As I reached the meditative state equal to the 5th floor, I was presented with a glimpse directly into my subconscious.

I saw a silhouetted figure standing in a doorway, backlit by brilliant white light.

It stood to the side and made a gesture indicating that if I wanted to step through the doorway, I could do so now.

I felt an inkling of fear within my heart and I did not walk through the doorway at that time. I brought myself back to full consciousness instead.

I spent a long time meditating on that experience.

And as I did so, I came to the understanding that the source of my resistance was, and had always been, fear.

I had a subconscious fear of moving too quickly into the unknown.

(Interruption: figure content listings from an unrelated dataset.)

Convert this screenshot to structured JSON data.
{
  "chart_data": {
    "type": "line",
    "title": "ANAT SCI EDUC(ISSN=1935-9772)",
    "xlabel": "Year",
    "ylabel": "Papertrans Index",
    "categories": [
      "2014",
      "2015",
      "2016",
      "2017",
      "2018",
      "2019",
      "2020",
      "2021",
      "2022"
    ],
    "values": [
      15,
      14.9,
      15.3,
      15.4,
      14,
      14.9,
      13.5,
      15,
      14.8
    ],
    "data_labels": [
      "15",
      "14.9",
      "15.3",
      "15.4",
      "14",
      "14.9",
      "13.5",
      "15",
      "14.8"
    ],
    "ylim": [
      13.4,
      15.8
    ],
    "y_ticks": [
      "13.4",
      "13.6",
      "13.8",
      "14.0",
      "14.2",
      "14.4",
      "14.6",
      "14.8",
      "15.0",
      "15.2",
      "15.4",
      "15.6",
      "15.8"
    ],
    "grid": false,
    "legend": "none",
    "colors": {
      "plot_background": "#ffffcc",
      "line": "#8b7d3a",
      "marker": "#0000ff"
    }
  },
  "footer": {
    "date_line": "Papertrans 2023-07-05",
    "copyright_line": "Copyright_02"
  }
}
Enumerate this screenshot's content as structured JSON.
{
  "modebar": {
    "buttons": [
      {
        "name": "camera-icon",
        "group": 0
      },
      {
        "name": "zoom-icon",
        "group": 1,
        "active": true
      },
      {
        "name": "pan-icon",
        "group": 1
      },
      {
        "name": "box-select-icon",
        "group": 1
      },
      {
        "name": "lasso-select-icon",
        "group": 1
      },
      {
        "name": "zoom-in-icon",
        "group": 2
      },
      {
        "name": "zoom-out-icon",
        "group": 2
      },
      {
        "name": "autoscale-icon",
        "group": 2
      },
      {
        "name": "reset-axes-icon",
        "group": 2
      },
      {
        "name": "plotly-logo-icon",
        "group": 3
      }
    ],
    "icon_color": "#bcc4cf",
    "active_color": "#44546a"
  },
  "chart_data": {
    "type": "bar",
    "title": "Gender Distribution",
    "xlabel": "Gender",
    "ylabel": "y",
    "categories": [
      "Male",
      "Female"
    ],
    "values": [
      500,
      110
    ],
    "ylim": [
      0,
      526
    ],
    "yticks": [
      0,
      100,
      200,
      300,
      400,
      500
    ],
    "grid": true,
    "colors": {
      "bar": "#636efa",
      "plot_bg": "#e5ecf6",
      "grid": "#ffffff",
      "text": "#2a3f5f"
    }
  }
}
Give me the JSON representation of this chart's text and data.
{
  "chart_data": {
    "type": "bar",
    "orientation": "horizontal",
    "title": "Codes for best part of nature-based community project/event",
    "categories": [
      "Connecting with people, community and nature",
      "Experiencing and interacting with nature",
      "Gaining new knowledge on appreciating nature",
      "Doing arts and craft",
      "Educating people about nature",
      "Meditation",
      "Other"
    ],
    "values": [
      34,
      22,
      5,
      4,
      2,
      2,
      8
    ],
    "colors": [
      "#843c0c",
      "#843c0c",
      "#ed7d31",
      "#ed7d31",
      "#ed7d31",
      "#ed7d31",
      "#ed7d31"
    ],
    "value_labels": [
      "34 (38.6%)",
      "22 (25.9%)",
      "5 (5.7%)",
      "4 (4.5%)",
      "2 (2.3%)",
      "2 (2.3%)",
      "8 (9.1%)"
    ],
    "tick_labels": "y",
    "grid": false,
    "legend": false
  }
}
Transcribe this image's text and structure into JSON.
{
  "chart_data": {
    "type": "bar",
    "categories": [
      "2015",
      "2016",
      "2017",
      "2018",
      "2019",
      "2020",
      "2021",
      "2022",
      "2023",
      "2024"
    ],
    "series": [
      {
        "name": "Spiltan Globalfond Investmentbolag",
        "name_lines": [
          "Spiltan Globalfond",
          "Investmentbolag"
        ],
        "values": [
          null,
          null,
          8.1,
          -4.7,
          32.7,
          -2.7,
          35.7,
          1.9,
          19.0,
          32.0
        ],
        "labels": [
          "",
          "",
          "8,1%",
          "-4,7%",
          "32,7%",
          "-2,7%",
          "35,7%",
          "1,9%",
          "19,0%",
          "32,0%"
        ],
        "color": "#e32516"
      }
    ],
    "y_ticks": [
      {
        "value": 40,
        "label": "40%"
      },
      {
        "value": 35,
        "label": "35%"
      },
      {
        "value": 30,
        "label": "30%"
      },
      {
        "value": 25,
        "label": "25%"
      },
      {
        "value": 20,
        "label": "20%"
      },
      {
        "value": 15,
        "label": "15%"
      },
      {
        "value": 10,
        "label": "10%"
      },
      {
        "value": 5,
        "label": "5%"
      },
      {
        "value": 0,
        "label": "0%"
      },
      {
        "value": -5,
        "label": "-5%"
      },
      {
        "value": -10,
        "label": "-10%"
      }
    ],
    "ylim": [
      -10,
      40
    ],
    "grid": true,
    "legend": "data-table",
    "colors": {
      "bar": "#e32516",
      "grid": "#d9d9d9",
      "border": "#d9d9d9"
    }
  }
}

And I had inadvertently put this hard stop into place to prevent myself from doing just that.

If someone would have told me that fear was the cause of the disruption to my meditation months ago, I would have laughed and thought that they didn’t know what they were talking about.

It took me having that experience for months and then stripping my practice to its foundation before I was able to find the truth for myself.

I had to acknowledge this fear and actively work to move past it.

During my meditations, I allowed myself to fully feel and accept this emotion.

Once I did, the fear dissipated and the beneficial effects of having a regular meditation practice flooded back into my life.

The benefits of meditation will be different for everyone, but here are some common physical and psychological effects that this practice can have:

  • Improved Memory

  • Improved Concentration

  • Enhanced Creativity

  • Reduction in Age-Related Brain Atrophy

  • Reduction of Anxiety

  • Alleviated PTSD

  • Reduction of Insomnia

  • Eased Depression

  • Reduction of Stress

  • Reduction of Psychosomatic Illnesses

  • Improved Cardiovascular Health

  • Improved Motor Skills

  • Increased Self-Control and Willpower

  • Improved Mood

  • Boost in the Immune System

  • Lowered Blood Pressure

  • Reduction of Pain Sensitivity

  • Reduction of Colds

  • Reduction of Inflammation

  • Increased Empathy and Compassion

With meditation we have the ability to move closer to our true selves.

We see ourselves much more clearly and our understanding of who we are at our core, deepens.

As we bring stillness into our lives in this way, we give ourselves permission to experience hidden emotion and discomforts in a safe and clear state of mind.

Even if we don’t know understand at first what they are or why they are there.

We are giving ourselves the space to sit with them.

To understand and release them.

In doing so, we are centering our body, mind and spirit and accelerating our growth.